La FIIC considera que la vivienda es un instrumento estratégico de desarrollo económico y bienestar social, debido a su capacidad para generar empleo formal, dinamizar las economías locales y mejorar las condiciones de vida de las familias. Por ello, plantea la necesidad de impulsar políticas de Estado de largo plazo, coordinadas y sustentadas en evidencia técnica.
Entre los principales puntos de la Declaración destacan:
- Impulsar la oferta de vivienda: establecer procesos regulatorios más ágiles, beneficios tributarios focalizados, normas urbanas que permitan un uso eficiente y sostenible del suelo y mecanismos que incentiven la inversión privada.
- Fortalecer los subsidios: desarrollar apoyos transparentes y predecibles dirigidos a los hogares, que complementen el crédito y permitan a más familias acceder a una vivienda.
- Ampliar el financiamiento: promover productos financieros adecuados a las necesidades de la población de América Latina y el Caribe, así como líneas de crédito de mediano y largo plazo y mecanismos de garantía que faciliten el acceso al financiamiento.

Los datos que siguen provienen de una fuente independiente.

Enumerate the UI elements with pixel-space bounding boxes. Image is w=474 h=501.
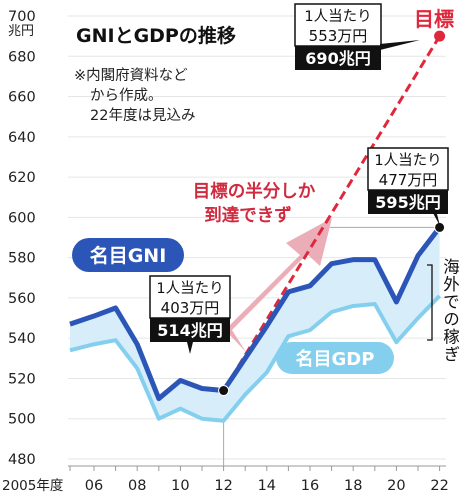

- Promover alianzas público-privadas: desarrollar proyectos de vivienda a gran escala que incorporen no solo la construcción de hogares, sino también infraestructura y servicios como vialidad, agua potable, saneamiento, energía y equipamiento social.
- Fortalecer una construcción sostenible y resiliente: impulsar el uso de nuevas tecnologías y metodologías, como BIM, Lean Construction y sistemas de prefabricación, además de fomentar la formalidad empresarial y laboral.
La FIIC reafirma así el compromiso del sector privado de la construcción para trabajar conjuntamente con los gobiernos y organismos financieros en la búsqueda de soluciones al déficit habitacional. La Federación señala que América Latina y el Caribe tienen la oportunidad de convertir la vivienda en un motor de desarrollo sostenible, siempre que existan condiciones adecuadas, reglas claras, financiamiento y una verdadera colaboración entre los sectores público y privado.